Terroranschläge wie der des 11. September 2001 machen Angst. Wir fühlen uns verwundbar, unserer vermeintlichen Sicherheiten beraubt und verhalten uns oft auch entsprechend. Doch genau solche psychischen Reaktionen auf Anschläge oder Katastrophen können alles noch schlimmer machen, den Schaden sogar noch vergrößern.

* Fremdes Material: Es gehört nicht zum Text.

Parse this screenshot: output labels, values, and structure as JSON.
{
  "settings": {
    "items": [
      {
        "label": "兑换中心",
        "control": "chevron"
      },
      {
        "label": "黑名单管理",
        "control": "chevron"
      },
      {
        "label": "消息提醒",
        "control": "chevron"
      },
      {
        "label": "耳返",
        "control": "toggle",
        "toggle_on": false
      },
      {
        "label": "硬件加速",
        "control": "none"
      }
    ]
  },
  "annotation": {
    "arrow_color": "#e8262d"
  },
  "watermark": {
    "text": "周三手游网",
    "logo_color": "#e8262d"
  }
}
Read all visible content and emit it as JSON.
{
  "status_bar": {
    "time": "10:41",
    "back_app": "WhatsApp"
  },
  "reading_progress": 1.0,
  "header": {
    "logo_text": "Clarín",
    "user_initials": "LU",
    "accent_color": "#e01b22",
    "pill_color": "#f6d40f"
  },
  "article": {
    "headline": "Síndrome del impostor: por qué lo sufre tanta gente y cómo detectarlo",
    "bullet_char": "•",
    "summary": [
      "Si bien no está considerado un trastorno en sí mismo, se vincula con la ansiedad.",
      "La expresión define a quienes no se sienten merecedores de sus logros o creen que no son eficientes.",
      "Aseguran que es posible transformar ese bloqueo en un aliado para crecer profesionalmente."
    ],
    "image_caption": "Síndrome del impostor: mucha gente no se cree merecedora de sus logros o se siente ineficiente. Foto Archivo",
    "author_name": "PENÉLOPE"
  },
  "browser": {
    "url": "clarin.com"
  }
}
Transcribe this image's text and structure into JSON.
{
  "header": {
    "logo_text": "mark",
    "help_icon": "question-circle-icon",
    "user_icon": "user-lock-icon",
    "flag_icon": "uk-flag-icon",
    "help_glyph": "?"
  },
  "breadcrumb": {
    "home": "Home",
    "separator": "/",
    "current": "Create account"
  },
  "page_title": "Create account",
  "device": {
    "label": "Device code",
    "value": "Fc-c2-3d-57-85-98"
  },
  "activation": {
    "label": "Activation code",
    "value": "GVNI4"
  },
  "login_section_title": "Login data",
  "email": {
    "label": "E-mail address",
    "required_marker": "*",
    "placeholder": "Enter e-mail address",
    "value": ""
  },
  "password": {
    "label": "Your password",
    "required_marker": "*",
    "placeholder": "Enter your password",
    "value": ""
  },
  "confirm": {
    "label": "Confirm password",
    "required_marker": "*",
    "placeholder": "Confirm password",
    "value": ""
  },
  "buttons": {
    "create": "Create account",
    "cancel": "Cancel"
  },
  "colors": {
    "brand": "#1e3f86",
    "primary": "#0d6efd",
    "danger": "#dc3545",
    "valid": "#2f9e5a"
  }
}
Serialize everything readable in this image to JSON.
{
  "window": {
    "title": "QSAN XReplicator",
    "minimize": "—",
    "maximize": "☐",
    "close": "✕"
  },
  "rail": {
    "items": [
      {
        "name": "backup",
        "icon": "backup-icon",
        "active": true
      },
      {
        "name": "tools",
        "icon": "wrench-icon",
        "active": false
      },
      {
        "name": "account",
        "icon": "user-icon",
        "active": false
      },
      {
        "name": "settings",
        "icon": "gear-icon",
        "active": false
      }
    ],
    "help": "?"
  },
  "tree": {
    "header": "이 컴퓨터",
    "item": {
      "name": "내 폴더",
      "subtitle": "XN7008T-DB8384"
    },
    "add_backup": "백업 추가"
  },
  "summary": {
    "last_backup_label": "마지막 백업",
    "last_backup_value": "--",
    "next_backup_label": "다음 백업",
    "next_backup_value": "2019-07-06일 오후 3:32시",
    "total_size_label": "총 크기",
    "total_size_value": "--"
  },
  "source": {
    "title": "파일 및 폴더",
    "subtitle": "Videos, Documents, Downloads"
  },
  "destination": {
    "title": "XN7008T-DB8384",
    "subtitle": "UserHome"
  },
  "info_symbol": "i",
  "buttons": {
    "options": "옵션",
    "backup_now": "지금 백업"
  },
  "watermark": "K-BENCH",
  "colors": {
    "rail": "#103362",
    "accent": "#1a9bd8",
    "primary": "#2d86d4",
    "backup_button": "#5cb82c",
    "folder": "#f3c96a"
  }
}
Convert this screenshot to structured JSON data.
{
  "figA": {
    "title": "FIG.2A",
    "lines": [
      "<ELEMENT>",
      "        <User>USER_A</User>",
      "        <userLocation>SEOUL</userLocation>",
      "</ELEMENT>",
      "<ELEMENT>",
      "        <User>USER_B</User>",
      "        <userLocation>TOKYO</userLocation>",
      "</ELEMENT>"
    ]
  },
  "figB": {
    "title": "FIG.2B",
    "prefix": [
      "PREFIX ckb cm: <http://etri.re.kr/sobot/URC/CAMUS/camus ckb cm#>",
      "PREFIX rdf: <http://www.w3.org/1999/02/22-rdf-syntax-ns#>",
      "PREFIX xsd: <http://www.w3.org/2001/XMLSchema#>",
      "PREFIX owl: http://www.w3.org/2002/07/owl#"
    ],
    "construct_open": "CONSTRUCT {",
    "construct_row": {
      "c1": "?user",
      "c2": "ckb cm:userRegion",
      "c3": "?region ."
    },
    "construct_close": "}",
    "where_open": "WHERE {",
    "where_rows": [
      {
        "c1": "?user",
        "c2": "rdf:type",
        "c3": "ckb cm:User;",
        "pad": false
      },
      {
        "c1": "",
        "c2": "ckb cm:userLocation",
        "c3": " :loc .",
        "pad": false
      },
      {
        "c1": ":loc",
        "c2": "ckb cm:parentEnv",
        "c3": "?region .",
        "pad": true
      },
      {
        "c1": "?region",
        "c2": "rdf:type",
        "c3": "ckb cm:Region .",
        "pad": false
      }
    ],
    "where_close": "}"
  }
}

Wie solche Reaktionen entstehen, und welche Folgen sie haben, damit haben sich die Psychologen Gerd Gigerenzer und Wolfgang Gaissmaier vom Max-Planck-Institut für Bildungsforschung auseinandergesetzt. Am Beispiel von „9/11“ und anderen angstmachenden Ereignissen diskutieren sie dies in diesem Essay.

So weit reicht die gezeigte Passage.